李燦若在組織堡的議會上要求所有的衛兵不得依靠武力反擊南區城民,他們僅能靠盾牌來抵禦南區城民的憤怒。
為此,他們付出了代價。
在第二天清晨,守衛兵團在南區的防守以失敗告終,通過所謂的口頭勸告,他們無法熄滅南區城民們的憤怒。
狂熱的南區城民歌頌著他們信奉的“神”,欲突破中區陽山的“關口”,盡數湧進審判廣場。

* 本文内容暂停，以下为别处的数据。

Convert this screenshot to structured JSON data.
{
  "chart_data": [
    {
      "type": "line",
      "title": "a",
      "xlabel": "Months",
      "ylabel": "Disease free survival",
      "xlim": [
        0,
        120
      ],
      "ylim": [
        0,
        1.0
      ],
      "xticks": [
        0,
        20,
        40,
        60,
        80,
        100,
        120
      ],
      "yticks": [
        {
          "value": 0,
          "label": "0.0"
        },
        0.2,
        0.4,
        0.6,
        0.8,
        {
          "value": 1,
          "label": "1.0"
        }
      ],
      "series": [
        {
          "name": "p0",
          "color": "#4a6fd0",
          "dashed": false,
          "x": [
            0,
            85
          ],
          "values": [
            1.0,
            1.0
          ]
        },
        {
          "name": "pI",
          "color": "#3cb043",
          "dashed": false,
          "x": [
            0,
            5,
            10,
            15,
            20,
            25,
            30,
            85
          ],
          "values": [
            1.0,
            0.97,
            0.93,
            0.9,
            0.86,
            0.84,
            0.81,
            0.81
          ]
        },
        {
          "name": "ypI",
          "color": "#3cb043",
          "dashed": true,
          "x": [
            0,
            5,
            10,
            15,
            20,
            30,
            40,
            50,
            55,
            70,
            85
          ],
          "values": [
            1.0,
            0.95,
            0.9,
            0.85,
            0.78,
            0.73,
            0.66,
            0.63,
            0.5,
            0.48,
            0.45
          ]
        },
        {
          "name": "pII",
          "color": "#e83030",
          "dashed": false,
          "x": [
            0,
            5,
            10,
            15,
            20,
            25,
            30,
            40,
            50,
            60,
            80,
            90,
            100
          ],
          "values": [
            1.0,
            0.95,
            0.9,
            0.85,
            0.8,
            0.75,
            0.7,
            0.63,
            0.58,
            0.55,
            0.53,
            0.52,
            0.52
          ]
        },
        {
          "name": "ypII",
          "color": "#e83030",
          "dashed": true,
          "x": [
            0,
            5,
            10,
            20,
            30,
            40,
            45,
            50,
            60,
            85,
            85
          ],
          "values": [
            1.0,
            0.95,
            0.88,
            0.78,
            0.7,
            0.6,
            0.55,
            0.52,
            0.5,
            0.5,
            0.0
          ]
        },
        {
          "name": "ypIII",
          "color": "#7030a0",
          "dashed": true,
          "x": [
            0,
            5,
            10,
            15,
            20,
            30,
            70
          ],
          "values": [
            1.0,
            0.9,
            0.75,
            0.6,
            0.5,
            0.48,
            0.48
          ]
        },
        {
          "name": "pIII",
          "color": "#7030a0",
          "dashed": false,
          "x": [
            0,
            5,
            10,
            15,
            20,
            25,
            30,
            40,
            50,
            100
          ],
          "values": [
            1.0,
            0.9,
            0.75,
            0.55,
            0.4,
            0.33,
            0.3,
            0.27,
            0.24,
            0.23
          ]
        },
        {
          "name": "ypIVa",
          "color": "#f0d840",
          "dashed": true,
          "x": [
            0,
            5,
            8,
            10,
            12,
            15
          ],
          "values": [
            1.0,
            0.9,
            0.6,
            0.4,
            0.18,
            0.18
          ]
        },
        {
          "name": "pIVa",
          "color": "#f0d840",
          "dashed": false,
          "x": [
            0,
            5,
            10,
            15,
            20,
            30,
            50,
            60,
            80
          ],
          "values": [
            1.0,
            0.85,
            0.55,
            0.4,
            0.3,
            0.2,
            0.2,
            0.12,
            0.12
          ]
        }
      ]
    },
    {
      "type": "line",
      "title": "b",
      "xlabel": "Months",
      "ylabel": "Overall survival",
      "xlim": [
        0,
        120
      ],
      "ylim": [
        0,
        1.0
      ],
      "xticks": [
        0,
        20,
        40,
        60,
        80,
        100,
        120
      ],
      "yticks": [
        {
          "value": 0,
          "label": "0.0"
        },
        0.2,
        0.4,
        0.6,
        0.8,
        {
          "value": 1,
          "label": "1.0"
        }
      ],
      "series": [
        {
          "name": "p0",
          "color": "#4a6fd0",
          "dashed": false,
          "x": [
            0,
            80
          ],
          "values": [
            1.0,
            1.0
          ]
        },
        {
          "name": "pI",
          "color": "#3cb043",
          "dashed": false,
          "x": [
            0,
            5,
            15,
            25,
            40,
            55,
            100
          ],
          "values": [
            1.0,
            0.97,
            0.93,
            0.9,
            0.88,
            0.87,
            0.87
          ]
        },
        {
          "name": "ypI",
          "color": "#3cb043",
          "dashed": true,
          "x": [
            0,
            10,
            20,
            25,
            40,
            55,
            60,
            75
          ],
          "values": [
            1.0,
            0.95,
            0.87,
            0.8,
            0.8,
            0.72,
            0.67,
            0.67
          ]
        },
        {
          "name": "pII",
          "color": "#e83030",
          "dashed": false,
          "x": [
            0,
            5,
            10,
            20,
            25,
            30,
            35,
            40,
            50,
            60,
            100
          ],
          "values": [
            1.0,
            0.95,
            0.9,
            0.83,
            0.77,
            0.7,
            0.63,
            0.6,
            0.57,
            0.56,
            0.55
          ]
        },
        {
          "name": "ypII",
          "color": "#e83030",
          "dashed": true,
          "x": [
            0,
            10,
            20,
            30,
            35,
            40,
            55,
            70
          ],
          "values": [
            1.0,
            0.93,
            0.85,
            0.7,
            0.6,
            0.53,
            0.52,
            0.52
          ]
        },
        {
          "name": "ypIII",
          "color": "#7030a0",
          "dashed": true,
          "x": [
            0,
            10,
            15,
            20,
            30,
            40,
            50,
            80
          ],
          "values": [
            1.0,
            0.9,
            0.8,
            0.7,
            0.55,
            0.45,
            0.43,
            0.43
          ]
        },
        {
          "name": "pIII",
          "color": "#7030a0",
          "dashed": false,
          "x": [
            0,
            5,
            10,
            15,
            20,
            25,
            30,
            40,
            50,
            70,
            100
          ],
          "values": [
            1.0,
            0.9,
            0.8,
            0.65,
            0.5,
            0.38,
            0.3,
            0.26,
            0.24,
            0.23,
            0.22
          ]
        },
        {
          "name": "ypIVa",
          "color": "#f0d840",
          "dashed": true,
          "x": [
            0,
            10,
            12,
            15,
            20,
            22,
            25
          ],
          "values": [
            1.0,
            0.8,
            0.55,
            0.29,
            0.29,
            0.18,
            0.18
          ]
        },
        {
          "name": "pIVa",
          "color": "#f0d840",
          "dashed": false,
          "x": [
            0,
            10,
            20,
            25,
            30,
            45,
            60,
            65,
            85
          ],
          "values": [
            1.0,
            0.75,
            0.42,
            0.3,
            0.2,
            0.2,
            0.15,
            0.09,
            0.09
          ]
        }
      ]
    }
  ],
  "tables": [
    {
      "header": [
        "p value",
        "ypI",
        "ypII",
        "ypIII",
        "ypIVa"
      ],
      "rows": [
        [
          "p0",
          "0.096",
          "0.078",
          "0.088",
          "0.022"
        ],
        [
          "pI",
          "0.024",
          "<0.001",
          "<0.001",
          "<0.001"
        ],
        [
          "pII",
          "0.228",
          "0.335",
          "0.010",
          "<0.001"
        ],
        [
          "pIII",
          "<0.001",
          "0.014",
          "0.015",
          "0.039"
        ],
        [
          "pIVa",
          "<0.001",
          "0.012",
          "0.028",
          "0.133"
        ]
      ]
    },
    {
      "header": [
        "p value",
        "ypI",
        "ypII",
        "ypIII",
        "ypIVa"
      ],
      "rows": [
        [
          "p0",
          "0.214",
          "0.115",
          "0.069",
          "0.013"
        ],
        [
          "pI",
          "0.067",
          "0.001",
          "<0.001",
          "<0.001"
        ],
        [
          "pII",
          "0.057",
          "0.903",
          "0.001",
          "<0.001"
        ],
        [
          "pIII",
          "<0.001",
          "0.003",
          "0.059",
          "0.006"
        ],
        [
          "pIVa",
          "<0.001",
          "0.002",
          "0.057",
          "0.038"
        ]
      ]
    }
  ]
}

而在審判廣場的隔壁,就是南區城民滿心怨恨的東區富人庭,也是他們的終極目標。
“李團長,看來你的決策失誤了。”
“你無法拍熄他們的怒焰,為何還要再秉持著你的仁慈之心呢?”
宋卉嵐和李燦若站在窗戶後,他們看見越來越多的南區城民毀壞了阻礙他們前進腳步的築牆,這些築牆都是富人庭裏的城民不分日夜築起的,足有三道,怎料不費吹灰之力便被摧毀了一道。
雖富人庭前也有一道高牆,可並沒有建築完成,仍需時間。
眼下,時間愈來愈不夠用了。
“他們帶著的,是這麽些年來積攢的怨恨。就算我們要解決衝突,結束他們所謂的革命,我們也要用對方式,而不是通過暴力去解決。”這時,一旁響起了謝鋒的聲音,他如是說道。